One of the theories of causation of Saphenous varicosity is that the vein goes "bad" because of so-called arterio-venous communications (AVC's). I'm not going to say much about this complex phenomenon, other than that it is well-known and well-demonstrated that varicose veins -- but not normal ones -- do in fact have AVC's along their lengths. It is possible that if these alone were treated, the vein would heal itself with no further treatment. But there's no current way to treat the AVC's without destroying the entire Saphenous Vein along with them.

And why not destroy the entire vein, you might be asking? Because it can be used as a conduit in coronary artery bypass surgery ("open heart surgery"). See the Advanced Information writeup for more on this. For now, it is sufficient to note that the Venoscope offers, for the first time in medical history, the selective power to obliterate these AVC's without damaging the rest of the Saphenous Vein.

 

Expropriation of Venoscope Technology

The basic concept of Venoscopy has been expropriated, and re-worked as a marketing gimmick. This means a cheap knock-off which cannot see into a vein, which cannot perform ultrasound imaging or flow studies, and cannot be used to inject medications. Nor can it go to places not accessible to surgery. In fact it can't even go to places which are accessible to surgery! So what can the cheap knock-off do?

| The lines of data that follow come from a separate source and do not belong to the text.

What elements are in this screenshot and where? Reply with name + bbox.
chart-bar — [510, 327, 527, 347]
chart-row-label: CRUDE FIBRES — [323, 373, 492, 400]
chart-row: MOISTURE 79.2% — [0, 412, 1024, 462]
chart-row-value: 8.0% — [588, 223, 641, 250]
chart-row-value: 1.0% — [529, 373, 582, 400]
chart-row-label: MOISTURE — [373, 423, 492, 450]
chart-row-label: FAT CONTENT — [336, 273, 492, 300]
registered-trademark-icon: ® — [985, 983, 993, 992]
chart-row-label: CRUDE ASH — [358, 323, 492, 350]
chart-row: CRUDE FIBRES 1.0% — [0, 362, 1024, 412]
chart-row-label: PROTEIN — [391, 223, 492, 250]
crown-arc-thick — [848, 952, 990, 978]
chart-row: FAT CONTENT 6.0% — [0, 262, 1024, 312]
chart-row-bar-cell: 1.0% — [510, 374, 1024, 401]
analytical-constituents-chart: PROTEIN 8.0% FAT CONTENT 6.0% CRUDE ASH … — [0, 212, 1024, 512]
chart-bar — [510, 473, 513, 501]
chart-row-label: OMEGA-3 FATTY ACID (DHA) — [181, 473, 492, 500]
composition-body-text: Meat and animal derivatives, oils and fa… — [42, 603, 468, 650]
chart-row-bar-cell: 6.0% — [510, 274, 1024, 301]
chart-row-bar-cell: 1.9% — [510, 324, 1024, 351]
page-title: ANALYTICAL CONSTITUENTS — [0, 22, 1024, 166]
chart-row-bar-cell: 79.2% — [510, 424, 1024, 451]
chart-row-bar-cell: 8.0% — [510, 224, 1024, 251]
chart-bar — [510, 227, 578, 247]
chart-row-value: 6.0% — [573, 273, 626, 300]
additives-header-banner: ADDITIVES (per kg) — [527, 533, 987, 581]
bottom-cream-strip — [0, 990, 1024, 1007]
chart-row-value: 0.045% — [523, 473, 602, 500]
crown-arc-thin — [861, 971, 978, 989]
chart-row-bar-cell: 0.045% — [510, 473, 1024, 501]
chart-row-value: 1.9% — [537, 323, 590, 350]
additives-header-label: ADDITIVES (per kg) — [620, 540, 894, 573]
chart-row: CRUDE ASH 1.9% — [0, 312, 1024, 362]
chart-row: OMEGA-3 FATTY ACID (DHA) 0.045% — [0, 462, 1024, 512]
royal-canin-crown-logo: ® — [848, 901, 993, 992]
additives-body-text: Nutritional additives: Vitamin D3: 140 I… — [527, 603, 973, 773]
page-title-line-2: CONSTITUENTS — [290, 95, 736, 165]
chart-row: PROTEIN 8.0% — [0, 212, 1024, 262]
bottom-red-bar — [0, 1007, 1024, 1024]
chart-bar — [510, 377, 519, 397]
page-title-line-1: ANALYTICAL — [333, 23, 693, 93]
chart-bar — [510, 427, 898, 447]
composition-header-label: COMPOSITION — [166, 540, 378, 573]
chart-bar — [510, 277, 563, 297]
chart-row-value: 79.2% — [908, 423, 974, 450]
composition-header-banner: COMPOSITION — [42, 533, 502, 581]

All it does is burn the living daylights out of the vein, employing laser light. This is what I call a "blind, deaf and dumb" cathether! The result is the equivalent of bad surgery, and yet the lying literature which has mysteriously popped up calls it the "equivalent" of surgery. What nonsense!

These liars also claim "permanent cures", which no honest doctor would ever claim. These things are discussed elsewhere, and I shall not repeat the whole story here. Suffice it to say that there are now at least a half-dozen companies making a cheap Venoscope knock-off, each of them selling "like hotcakes", spurring a new era in venous medicine.

Unfortunately, it's a new era of corruption. Although the knock-offs can't do anything which can't already be done with existing methods, they sell well, and that's all that matters in modern "medicine". The companies making these imitation instruments have grossed hundreds of millions of dollars, and there's no stopping their expropriated pseudo-technology now.

To make matters worse, not only do health insurers pay for this assinine blind laser-burning treatment, they pay more than they pay for surgery, thus forcing every surgeon to either "sell out" his principles and buy into the "new technology", or else lose money. Guess what the majority of surgeons did:   Did you guess right? Yes, they sold out!.

This means that the floodgates of money have now opened wide. It will be almost impossible to close them, because, to quote Bob Dylan, "money doesn't talk, it swears". Worst of all, under these circumstances the true Venoscope will not be made anytime soon. Why should a company invest millions in developing a good instrument, when a lousy knock-off, which costs a fraction of the money to make, can be sold at a large profit? It'll never happen!

Who benefits, and who's the loser? The beneficiaries are the same people who always benefit, namely the people who already had more than the rest of us to begin with. The losers? Me, for one.

But far more important than what happens to me, is what happens to you. The Venoscope knock-offs are a huge medical step backwards, and until their strangle-hold on venous medicine is broken, you will never have the benefits of the advanced venous therapy which is already available for your varicose veins.